Inspiration
Micropub is an awesome standard, and makes it straightforward to have a standard API for interacting with content (on your website). I've been really enjoying it over the last year of working with it, and am really glad there's been some good progress to making a standard API for updating content.
As part of the initial local development for my Micropub server, and before I had built my own client, whenever I was testing against my Micropub server, I used curl. Although this worked, it didn't help all the time, because I'd need to keep re-fetching access tokens, or I would accidentally use a production token locally.

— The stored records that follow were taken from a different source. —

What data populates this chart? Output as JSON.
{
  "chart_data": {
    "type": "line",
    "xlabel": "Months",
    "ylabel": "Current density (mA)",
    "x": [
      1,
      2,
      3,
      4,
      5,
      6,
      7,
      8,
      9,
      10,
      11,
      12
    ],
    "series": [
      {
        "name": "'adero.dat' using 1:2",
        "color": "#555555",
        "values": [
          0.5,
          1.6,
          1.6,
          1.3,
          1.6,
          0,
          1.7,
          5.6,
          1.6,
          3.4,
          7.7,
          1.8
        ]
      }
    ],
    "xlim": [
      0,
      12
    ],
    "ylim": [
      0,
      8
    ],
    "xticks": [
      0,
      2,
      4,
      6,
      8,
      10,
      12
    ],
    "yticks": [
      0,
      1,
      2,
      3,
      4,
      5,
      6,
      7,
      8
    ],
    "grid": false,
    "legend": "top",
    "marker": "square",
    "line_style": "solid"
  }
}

Another tool that is better targeted for this manual testing is Postman, especially - as I found out while working on this hack - that it has some great OAuth2 support, which integrates nicely with the OAuth2 extension, IndieAuth, that Micropub utilises.
When I spotted the Postman API Hackathon, I realised that maybe I could look at making it easier to use Postman to test Micropub servers, and hopefully help other folks with sending requests to their servers in the future.
What it does
Given a profile URL, i.e. https://www.jvt.me, generate a Postman collection that can be used with the Micropub server for that user.
How I built it
A pretty hacky Ruby script!
Challenges I ran into
I'd hoped that this originally could've been a service that folks could simply point a URL to and generate the configuration required. Unfortunately this doesn't quite work, as most folks protect their configuration endpoint.
However, I've managed to create a web app that performs an IndieAuth flow and allows generation of collections behind protected Micropub servers.
Accomplishments that I'm proud of
Got to play around with the OAuth2 support in Postman (and therefore better understand Postman's Authentication/Authorization support) and generating Postman!